Nel giugno 2023 il Dreier Landtag riunito a Riva del Garda, ha approvato la deliberazione n. 12 con la quale sono stati riconosciuti i profondi legami storici, politici e culturali dei comuni di Valvestino e Magasa con il territorio del Tirolo storico. Tale deliberazione prevedeva la possibilità per i suddetti comuni di partecipare, in qualità di osservatori, alle sedute della Commissione interregionale del Dreier Landtag mediante la nomina di un rappresentante comune – si legge nel testo dell’interrogazione che il TeamK ha presentato nei giorni scorsi in Consiglio Regionale e che potrebbe essere discussa già nella prossima seduta, in calendario il 22 aprile. Â
In data 11 febbraio 2025 è stata presentata un’interrogazione alla Giunta provinciale di Bolzano al fine di verificare lo stato di attuazione di tale impegno.
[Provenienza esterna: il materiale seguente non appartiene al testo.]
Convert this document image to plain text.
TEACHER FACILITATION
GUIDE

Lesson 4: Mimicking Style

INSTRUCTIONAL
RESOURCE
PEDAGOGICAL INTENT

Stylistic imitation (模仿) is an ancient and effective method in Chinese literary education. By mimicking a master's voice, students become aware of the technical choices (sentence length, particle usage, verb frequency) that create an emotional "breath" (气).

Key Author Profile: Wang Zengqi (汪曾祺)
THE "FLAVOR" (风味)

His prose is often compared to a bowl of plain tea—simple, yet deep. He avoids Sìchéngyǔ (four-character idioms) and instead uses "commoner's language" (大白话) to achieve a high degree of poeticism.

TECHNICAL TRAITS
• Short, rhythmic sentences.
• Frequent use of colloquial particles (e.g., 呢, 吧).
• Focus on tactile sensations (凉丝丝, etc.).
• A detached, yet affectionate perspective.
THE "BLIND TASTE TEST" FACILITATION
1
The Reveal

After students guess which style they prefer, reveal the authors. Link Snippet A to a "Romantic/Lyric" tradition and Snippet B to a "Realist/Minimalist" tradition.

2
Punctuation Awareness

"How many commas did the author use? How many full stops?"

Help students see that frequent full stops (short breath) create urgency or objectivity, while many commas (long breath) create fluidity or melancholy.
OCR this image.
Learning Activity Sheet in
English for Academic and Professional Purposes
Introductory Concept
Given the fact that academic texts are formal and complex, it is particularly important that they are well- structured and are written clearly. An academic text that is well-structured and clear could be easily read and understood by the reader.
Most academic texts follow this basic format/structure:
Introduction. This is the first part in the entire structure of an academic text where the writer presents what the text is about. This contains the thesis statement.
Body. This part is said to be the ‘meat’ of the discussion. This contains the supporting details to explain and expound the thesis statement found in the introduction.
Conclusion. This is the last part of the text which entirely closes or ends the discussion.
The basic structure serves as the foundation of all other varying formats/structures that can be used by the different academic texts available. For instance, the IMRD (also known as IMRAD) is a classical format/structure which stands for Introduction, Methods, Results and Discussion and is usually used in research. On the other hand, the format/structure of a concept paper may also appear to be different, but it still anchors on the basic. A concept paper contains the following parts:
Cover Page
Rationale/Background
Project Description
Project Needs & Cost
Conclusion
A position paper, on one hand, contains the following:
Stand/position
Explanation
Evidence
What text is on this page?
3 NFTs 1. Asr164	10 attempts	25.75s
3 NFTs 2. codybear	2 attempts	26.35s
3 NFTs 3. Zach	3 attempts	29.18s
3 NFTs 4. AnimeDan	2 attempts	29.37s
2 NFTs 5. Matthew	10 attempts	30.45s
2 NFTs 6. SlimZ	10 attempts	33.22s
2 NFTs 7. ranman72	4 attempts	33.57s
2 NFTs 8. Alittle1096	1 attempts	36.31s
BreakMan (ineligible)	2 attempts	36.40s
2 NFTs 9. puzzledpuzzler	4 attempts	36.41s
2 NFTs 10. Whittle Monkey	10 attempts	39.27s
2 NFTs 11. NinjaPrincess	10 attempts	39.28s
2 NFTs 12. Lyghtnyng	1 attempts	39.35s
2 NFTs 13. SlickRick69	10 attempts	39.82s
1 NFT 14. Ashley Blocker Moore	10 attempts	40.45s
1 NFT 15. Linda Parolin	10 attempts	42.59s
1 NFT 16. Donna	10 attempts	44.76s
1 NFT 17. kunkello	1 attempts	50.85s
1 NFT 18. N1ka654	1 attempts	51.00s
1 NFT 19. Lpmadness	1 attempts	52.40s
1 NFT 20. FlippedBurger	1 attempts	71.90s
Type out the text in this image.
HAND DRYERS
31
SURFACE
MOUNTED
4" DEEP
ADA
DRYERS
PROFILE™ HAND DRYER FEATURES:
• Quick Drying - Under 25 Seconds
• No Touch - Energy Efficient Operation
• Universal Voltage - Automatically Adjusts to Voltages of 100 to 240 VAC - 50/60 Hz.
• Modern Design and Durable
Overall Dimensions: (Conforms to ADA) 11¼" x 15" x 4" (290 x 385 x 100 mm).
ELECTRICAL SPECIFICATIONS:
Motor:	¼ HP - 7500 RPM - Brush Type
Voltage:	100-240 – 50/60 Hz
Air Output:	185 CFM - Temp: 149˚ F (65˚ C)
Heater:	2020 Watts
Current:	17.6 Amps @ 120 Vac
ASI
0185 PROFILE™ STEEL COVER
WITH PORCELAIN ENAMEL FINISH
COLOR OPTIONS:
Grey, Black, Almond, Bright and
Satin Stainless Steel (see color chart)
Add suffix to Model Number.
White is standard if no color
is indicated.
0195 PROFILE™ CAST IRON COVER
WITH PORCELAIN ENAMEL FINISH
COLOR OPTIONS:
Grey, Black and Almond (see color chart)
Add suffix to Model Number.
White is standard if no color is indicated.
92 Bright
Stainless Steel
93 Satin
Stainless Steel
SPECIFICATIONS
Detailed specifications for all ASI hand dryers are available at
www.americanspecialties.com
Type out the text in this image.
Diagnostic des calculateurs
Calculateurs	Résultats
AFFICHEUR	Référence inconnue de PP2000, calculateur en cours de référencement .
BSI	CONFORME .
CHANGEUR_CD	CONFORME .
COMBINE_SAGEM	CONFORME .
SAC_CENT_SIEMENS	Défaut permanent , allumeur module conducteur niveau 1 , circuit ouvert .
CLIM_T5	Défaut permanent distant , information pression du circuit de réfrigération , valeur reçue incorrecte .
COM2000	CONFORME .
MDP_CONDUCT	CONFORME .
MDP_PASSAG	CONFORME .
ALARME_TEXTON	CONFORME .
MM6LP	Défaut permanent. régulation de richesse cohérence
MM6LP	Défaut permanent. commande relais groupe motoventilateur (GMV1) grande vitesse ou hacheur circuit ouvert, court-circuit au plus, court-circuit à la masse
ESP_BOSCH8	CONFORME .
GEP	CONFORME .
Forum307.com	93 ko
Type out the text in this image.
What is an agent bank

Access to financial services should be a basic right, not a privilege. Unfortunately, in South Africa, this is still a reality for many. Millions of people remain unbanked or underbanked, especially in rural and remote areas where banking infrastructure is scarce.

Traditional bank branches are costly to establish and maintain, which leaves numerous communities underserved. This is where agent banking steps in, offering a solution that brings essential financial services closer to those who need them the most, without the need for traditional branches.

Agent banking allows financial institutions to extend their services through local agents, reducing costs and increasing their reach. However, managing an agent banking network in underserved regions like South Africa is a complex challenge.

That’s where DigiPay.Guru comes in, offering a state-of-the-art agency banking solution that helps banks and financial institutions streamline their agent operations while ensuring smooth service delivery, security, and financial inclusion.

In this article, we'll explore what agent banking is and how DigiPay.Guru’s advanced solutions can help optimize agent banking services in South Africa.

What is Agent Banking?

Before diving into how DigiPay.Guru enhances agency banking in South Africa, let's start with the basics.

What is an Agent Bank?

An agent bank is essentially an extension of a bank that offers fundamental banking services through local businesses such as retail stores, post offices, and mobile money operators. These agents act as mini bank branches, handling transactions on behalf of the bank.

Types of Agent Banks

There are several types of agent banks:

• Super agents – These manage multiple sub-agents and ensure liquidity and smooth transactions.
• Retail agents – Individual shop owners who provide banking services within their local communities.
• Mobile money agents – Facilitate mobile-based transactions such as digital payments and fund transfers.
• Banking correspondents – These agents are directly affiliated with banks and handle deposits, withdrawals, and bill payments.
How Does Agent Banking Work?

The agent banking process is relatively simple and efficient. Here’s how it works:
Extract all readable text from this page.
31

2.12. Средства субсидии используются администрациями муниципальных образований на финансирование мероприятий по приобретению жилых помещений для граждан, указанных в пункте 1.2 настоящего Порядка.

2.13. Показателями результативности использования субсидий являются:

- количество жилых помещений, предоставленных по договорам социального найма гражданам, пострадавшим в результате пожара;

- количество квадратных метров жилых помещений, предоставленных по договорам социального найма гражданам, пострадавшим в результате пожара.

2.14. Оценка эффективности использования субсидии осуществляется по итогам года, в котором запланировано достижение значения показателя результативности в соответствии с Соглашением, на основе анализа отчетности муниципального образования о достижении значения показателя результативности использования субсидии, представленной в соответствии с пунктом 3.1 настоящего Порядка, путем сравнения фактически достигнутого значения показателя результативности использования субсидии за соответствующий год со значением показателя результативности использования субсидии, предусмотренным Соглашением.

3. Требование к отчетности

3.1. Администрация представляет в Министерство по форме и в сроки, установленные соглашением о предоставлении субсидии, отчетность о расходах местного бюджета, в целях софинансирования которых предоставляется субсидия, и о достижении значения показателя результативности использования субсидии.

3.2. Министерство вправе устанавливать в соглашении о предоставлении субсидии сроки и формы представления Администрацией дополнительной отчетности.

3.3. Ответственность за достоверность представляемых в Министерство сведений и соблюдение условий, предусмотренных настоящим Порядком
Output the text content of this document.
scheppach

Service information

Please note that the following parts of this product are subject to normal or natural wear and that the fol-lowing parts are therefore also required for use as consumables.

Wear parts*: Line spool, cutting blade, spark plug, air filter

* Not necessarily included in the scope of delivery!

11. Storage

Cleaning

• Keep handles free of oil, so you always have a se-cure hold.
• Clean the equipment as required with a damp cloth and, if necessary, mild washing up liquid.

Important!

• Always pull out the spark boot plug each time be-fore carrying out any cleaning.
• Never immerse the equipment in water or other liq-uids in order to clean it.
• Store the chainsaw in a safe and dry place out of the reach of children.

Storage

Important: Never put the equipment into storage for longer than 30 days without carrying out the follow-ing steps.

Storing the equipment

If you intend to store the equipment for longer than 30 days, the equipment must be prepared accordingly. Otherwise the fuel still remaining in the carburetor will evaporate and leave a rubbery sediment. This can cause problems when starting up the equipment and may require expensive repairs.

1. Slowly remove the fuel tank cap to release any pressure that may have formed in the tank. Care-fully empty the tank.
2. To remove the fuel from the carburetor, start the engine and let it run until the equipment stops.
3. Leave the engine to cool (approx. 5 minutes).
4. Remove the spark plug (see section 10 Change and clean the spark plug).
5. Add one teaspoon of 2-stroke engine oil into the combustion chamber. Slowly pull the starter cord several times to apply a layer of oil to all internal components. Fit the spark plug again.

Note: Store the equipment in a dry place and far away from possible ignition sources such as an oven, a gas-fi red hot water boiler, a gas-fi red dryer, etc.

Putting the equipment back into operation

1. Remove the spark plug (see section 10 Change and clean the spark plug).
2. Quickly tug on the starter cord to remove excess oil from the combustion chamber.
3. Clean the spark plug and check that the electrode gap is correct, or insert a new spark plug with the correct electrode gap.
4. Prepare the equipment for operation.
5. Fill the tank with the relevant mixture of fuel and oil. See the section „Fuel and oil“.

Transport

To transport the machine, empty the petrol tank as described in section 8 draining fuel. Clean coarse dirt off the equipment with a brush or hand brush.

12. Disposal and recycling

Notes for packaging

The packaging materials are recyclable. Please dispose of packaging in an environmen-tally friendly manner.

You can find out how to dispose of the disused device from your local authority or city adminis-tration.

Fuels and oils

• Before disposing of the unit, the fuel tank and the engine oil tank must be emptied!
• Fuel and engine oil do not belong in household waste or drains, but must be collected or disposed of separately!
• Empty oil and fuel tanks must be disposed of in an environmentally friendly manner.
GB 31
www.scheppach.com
La risposta ufficiale fornita dal Presidente del Consiglio provinciale di Bolzano il 12 marzo 2025 ha chiarito che le amministrazioni comunali erano state invitate a nominare un rappresentante comune, ma che si era ancora in attesa di un riscontro da parte dei comuni interessati. Nonostante tali premesse istituzionali, risulterebbe che i rappresentanti dei comuni di Valvestino e Magasa non siano stati invitati alla successiva seduta del Dreier Landtag svoltasi nel giugno 2025.
In data 10 dicembre 2025 il senatore Meinhard Durnwalder (SVP) ha depositato un disegno di legge, volto a disporre il distacco dei comuni di Magasa e Valvestino dalla Regione Lombardia e la loro aggregazione alla Provincia autonoma di Trento, dando seguito agli esiti referendari del 2008 (AS n.1744). In data 17 gennaio 2026 l’assessore tecnico della Provincia autonoma di Trento e segretario politico del PATT, Simone Marchiori, ha ribadito pubblicamente la volontà del Trentino di «riportare a casa» i comuni di Valvestino e Magasa. Marchiori ha precisato che il percorso punterebbe a una modifica della norma costituzionale al fine di ricucire quella che ha definito una «separazione forzosa» e favorire l’ingresso di tali territori nell’Euregio. Lo stesso assessore ha inoltre ridimensionato il recente cambio di orientamento dell’amministrazione comunale di Valvestino, attribuendolo a dinamiche di scontro politico locale piuttosto
che a un effettivo mutamento del sentimento della popolazione.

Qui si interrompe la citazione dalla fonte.